Seven new ABCB11 gene mutations identified as cause of PFIC2
Study analyzed variants in Pakistani children thought to have rare liver disease
Seven new ABCB11 gene mutations were identified as the likely cause of progressive familial intrahepatic cholestasis (PFIC2), according to a study that analyzed the variants among Pakistani children suspected of having the rare liver disease.
“The discovery of seven novel candidate ABCB11 variations in the Pakistani population underscores the possibility that its genetic diversity may differ from the data on PFIC reported in other populations,” the researchers wrote.
Thirteen other ABCB11 mutations, previously associated with PFIC2 in other populations, were also identified, while no ABCB11 variants were detected in many of the evaluated children. This suggests other genes, linked to other types of PFIC, may be mutated in these cases, underscoring “the significance and necessity of genetic screening for early and accurate disease management,” the researchers wrote.
The study, “The spectrum of novel ABCB11 gene variations in children with progressive familial intrahepatic cholestasis type 2 in Pakistani cohorts,” was published in Scientific Reports.

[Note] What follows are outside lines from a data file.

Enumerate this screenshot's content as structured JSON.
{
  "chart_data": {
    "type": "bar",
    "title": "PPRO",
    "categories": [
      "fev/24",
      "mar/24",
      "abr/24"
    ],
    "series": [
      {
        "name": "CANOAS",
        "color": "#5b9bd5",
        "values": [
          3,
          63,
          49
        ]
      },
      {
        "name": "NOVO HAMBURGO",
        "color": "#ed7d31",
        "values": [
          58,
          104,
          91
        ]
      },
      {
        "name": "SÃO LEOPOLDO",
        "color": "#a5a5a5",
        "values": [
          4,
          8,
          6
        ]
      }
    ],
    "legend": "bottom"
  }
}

PFIC comprises a group of rare genetic liver conditions marked by impaired production and/or secretion of the digestive fluid bile by liver cells that typically causes cholestasis, or slowed bile flow, in early childhood. PFIC2 has been associated with mutations in the ABCB11 gene, which lead to low levels of bile salt export pump (BSEP), a protein that transports bile salts, a component of bile, out of liver cells. Without BSEP, liver cells become overloaded with bile salts, resulting in cholestasis and bile building up in the liver, damaging it.
This type of PFIC features low to normal blood levels of gamma-glutamyl transpeptidase (GGT), a marker of liver damage, but high levels of bilirubin, another liver damage marker. Symptoms of PFIC2 include itching, yellowing of the skin and whites of the eyes, called jaundice, and an enlarged liver, but these overlap with other types of cholestasis and PFIC.

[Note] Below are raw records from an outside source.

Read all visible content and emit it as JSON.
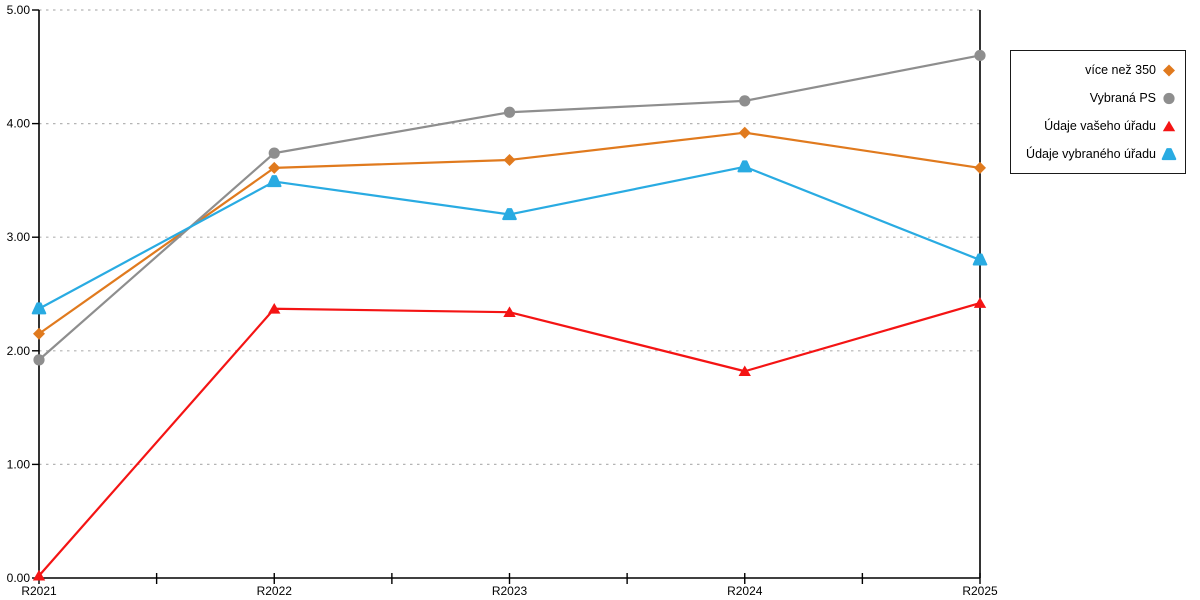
{
  "chart_data": {
    "type": "line",
    "title": "",
    "xlabel": "",
    "ylabel": "",
    "categories": [
      "R2021",
      "R2022",
      "R2023",
      "R2024",
      "R2025"
    ],
    "series": [
      {
        "name": "více než 350",
        "color": "#E07A1E",
        "marker": "diamond",
        "values": [
          2.15,
          3.61,
          3.68,
          3.92,
          3.61
        ]
      },
      {
        "name": "Vybraná PS",
        "color": "#8E8E8E",
        "marker": "circle",
        "values": [
          1.92,
          3.74,
          4.1,
          4.2,
          4.6
        ]
      },
      {
        "name": "Údaje vašeho úřadu",
        "color": "#F41414",
        "marker": "triangle",
        "values": [
          0.02,
          2.37,
          2.34,
          1.82,
          2.42
        ]
      },
      {
        "name": "Údaje vybraného úřadu",
        "color": "#29ABE2",
        "marker": "triangle-rounded",
        "values": [
          2.37,
          3.49,
          3.2,
          3.62,
          2.8
        ]
      }
    ],
    "ylim": [
      0,
      5
    ],
    "yticks": [
      0,
      1,
      2,
      3,
      4,
      5
    ],
    "ytick_labels": [
      "0.00",
      "1.00",
      "2.00",
      "3.00",
      "4.00",
      "5.00"
    ],
    "grid": "horizontal dashed gridlines at 1.00-5.00",
    "x_minor_ticks": "midpoints between categories",
    "legend_position": "outside-right-top",
    "axis_color": "#000000",
    "grid_color": "#b4b4b4",
    "background_color": "#ffffff"
  }
}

Although several PFIC2-causing ABCB11 mutations have been identified in different populations, from European to American and from African to Chinese, “no work has been done in Pakistani patients,” the researchers wrote.

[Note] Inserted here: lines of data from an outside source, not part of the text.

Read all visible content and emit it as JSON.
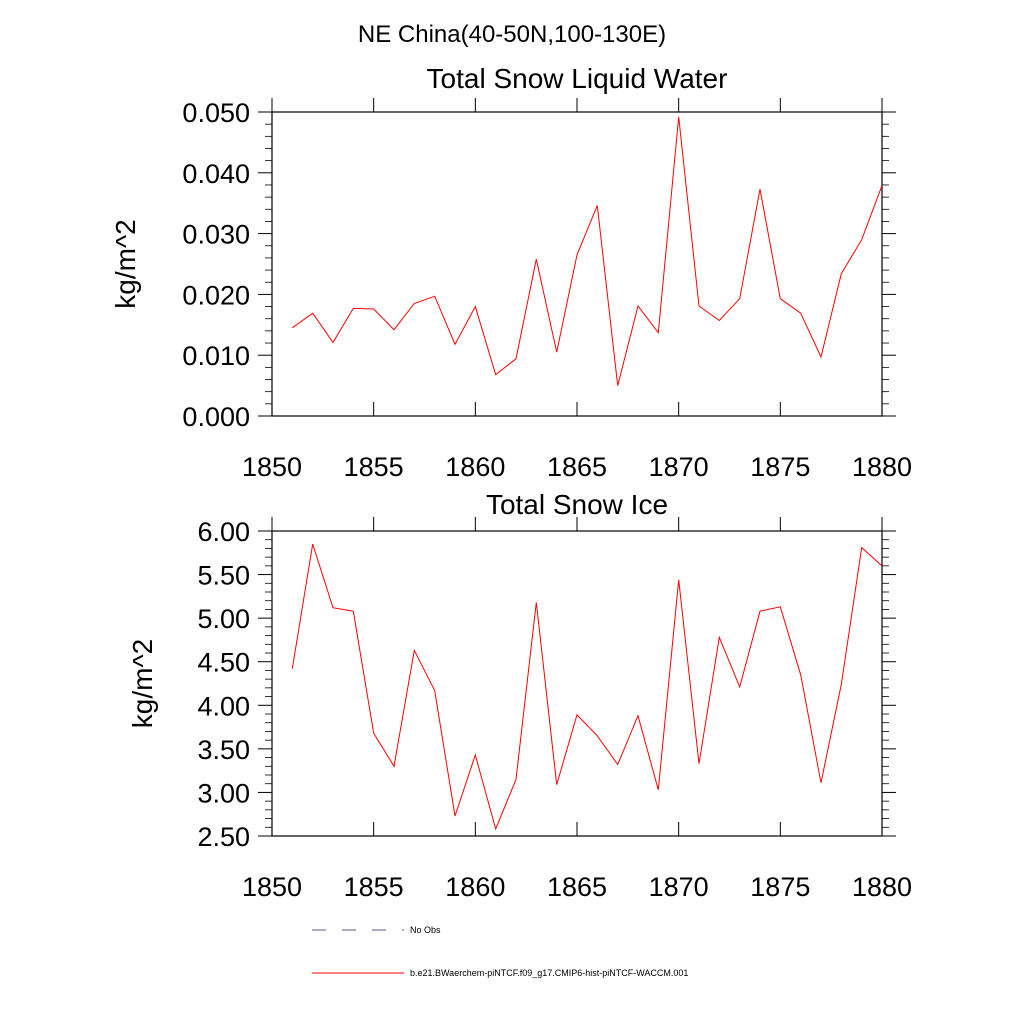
{
  "header": {
    "region_title": "NE China(40-50N,100-130E)"
  },
  "chart_data": [
    {
      "type": "line",
      "title": "Total Snow Liquid Water",
      "xlabel": "",
      "ylabel": "kg/m^2",
      "xlim": [
        1850,
        1880
      ],
      "ylim": [
        0.0,
        0.05
      ],
      "xticks": [
        "1850",
        "1855",
        "1860",
        "1865",
        "1870",
        "1875",
        "1880"
      ],
      "yticks": [
        "0.000",
        "0.010",
        "0.020",
        "0.030",
        "0.040",
        "0.050"
      ],
      "series": [
        {
          "name": "b.e21.BWaerchem-piNTCF.f09_g17.CMIP6-hist-piNTCF-WACCM.001",
          "color": "#ff0000",
          "x": [
            1851,
            1852,
            1853,
            1854,
            1855,
            1856,
            1857,
            1858,
            1859,
            1860,
            1861,
            1862,
            1863,
            1864,
            1865,
            1866,
            1867,
            1868,
            1869,
            1870,
            1871,
            1872,
            1873,
            1874,
            1875,
            1876,
            1877,
            1878,
            1879,
            1880
          ],
          "values": [
            0.0145,
            0.0169,
            0.0121,
            0.0177,
            0.0176,
            0.0142,
            0.0185,
            0.0197,
            0.0118,
            0.018,
            0.0068,
            0.0094,
            0.0258,
            0.0105,
            0.0265,
            0.0346,
            0.005,
            0.0181,
            0.0137,
            0.0492,
            0.0181,
            0.0157,
            0.0193,
            0.0373,
            0.0193,
            0.0169,
            0.0097,
            0.0234,
            0.029,
            0.0379
          ]
        }
      ]
    },
    {
      "type": "line",
      "title": "Total Snow Ice",
      "xlabel": "",
      "ylabel": "kg/m^2",
      "xlim": [
        1850,
        1880
      ],
      "ylim": [
        2.5,
        6.0
      ],
      "xticks": [
        "1850",
        "1855",
        "1860",
        "1865",
        "1870",
        "1875",
        "1880"
      ],
      "yticks": [
        "2.50",
        "3.00",
        "3.50",
        "4.00",
        "4.50",
        "5.00",
        "5.50",
        "6.00"
      ],
      "series": [
        {
          "name": "b.e21.BWaerchem-piNTCF.f09_g17.CMIP6-hist-piNTCF-WACCM.001",
          "color": "#ff0000",
          "x": [
            1851,
            1852,
            1853,
            1854,
            1855,
            1856,
            1857,
            1858,
            1859,
            1860,
            1861,
            1862,
            1863,
            1864,
            1865,
            1866,
            1867,
            1868,
            1869,
            1870,
            1871,
            1872,
            1873,
            1874,
            1875,
            1876,
            1877,
            1878,
            1879,
            1880
          ],
          "values": [
            4.42,
            5.85,
            5.12,
            5.08,
            3.68,
            3.3,
            4.63,
            4.17,
            2.73,
            3.43,
            2.58,
            3.15,
            5.18,
            3.09,
            3.89,
            3.65,
            3.32,
            3.88,
            3.03,
            5.44,
            3.33,
            4.78,
            4.21,
            5.08,
            5.13,
            4.35,
            3.11,
            4.24,
            5.81,
            5.6
          ]
        }
      ]
    }
  ],
  "legend": {
    "placement": "bottom",
    "items": [
      {
        "label": "No Obs",
        "color": "#5a5a8c",
        "style": "dashed"
      },
      {
        "label": "b.e21.BWaerchem-piNTCF.f09_g17.CMIP6-hist-piNTCF-WACCM.001",
        "color": "#ff0000",
        "style": "solid"
      }
    ]
  }
}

Identifying new gene mutations iin PFIC2
Here, an international team of researchers looked for ABCB11 mutations in 66 unrelated children suspected of having PFIC2, who were followed at the Children’s Hospital Lahore and Institute of Child Health Lahore. Some healthy parents also provided blood samples for analysis.
The children, who ranged in age from a few months to 5 years, had several signs consistent with a PFIC2 diagnosis, including cholestasis, low to normal blood GGT, high bilirubin, and itching.
Genetic testing identified 20 ABCB11 mutations in 20 of the children, of which seven hadn’t been reported before and weren’t detected in healthy ethnically matched people. Four of the seven mutations were detected on both copies of the ABCB11 gene, while the remaining three were detected in only one copy.
Most of these mutations (57.1%) affected the gene’s splicing, a natural process that creates a mature messenger RNA (mRNA), an intermediate molecule used as template for protein production that only contains protein-coding regions.
Further experiments to assess the effects of two of these splicing variants — IVS6+5G>A and IVS14+1G>C — showed they resulted in the production of a mRNA molecule that lacked one of its protein-coding regions, meaning the resulting protein was shorter.
Also, a new c.3382C>G missense variant, which was considered likely disease-causing, was reported for the first time in a 5-month-old boy admitted to the hospital due to severe itching and cholestasis. A missense mutation results in a change in one amino acid, or protein building block, in the protein’s sequence. The child’s mother also had the mutation.
A new deletion mutation called c.1366_1366delC was identified in a baby who was seen at the hospital at 3 weeks of age due to jaundice since birth. Both his parents had the mutation and an older brother had already passed away.
A new frameshift mutation, named c.2144_2145delTA, was detected in a boy with jaundice and itching who was 2 years old at the onset of his symptoms. “While treatment was initiated, unfortunately, he did not survive,” the researchers wrote.
Most patients in the study had no mutations in the ABCB11 gene, however, suggesting other genes may be involved, including those associated with a different PFIC type, as clinical signs may be similar between disease types.
“While larger trials are essential, our results suggest that these variants could serve as valuable molecular markers for the initial screening of affected families and patients,” the researchers wrote. “The identification of candidate genetic markers for these disorders would empower affected families to explore options,” including genetic testing of parents and the fetus before birth.